In [49]:
# transformers not support NumPy 2.0 yet
!pip install -q numpy~=1.26.4 transformers~=4.46.2
!pip install -q datasets seqeval matplotlib pydantic

In [76]:
from tqdm import tqdm
import pandas as pd
import numpy as np
import json

from sklearn.model_selection import train_test_split

from transformers import AutoTokenizer, AutoModelForTokenClassification, TrainingArguments, Trainer
from datasets import load_dataset, DatasetDict
from transformers import DataCollatorForTokenClassification
from transformers import pipeline
from seqeval.metrics import classification_report
import matplotlib.pyplot as plt

from pydantic import BaseModel
from pprint import pprint

import torch

# 檢查是否有 GPU 可以使用
device = torch.device("cuda" if torch.cuda.is_available() else "cpu")
device = torch.device("mps" if torch.backends.mps.is_available() else device)

# Review dataset

In [None]:
# load data from huggingface acram/pii_ner dataset
# https://huggingface.co/datasets/acram/pii_ner
dataset = load_dataset("acram/pii_ner", trust_remote_code=True)

dataset

In [None]:
# print first 5 examples from the dataset
pd.set_option('display.max_colwidth', None)
pd.DataFrame(dataset['train'].select(range(5)), )

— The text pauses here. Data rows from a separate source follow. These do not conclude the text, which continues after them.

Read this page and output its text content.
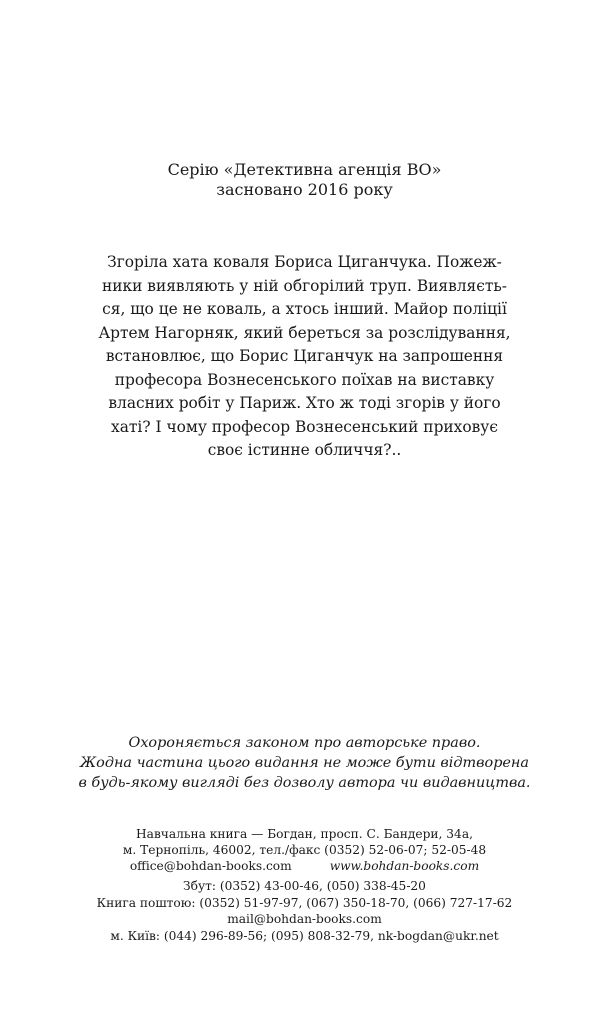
Серію «Детективна агенція ВО»
засновано 2016 року
Згоріла хата коваля Бориса Циганчука. Пожеж-
ники виявляють у ній обгорілий труп. Виявляєть-
ся, що це не коваль, а хтось інший. Майор поліції
Артем Нагорняк, який береться за розслідування,
встановлює, що Борис Циганчук на запрошення
професора Вознесенського поїхав на виставку
власних робіт у Париж. Хто ж тоді згорів у його
хаті? І чому професор Вознесенський приховує
своє істинне обличчя?..
Охороняється законом про авторське право.
Жодна частина цього видання не може бути відтворена
в будь-якому вигляді без дозволу автора чи видавництва.
Навчальна книга — Богдан, просп. С. Бандери, 34а,
м. Тернопіль, 46002, тел./факс (0352) 52-06-07; 52-05-48
office@bohdan-books.com	www.bohdan-books.com
Збут: (0352) 43-00-46, (050) 338-45-20
Книга поштою: (0352) 51-97-97, (067) 350-18-70, (066) 727-17-62
mail@bohdan-books.com
м. Київ: (044) 296-89-56; (095) 808-32-79, nk-bogdan@ukr.net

# Define BIO (Beginning, Inner, Outer) tagging scheme

In [None]:
# configuration in pydantic model
class Config(BaseModel):
  seed: int = 42
  model_name: str = "bert-base-cased" # name of pretrained backbone
  train_seq_len: int = 1024 # max size of input sequence for training
  train_batch_size: int = 4 # size of the input batch in training
  eval_batch_size: int = 4 # size of the input batch in evaluation
  epochs: int = 3 # number of epochs to train
  lr: float = 2e-5 # learning rate
  # BIO (Beginning, Inner, Outer) format labels
  labels: list = ['O',
                  'B-NAME_STUDENT','I-NAME_STUDENT',
                  'B-STREET_ADDRESS','I-STREET_ADDRESS',
                  'B-USERNAME','B-EMAIL','B-URL_PERSONAL','B-PHONE_NUM','B-DRIVING_LICENSE',
                  'B-PASSPORT','B-PAN_NUMBER','B-ID_NUM','B-AADHAR_ID']
  id2label: dict = dict(enumerate(labels)) # integer label to BIO format label mapping
  label2id: dict = {v:k for k,v in id2label.items()} # BIO format label to integer label mapping
  num_labels: int = len(labels) # number of PII (NER) tags

config = Config()
# print label2id mapping, and sort by value
pprint(sorted(config.label2id.items(), key=lambda x: x[1]))


In [None]:
model = "vblagoje/bert-english-uncased-finetuned-pos"
pos_classifier = pipeline(
  task="token-classification",
  model=model,
  device=device,)
pos_classifier("My name is Frank, my email is frank@gmail.com.")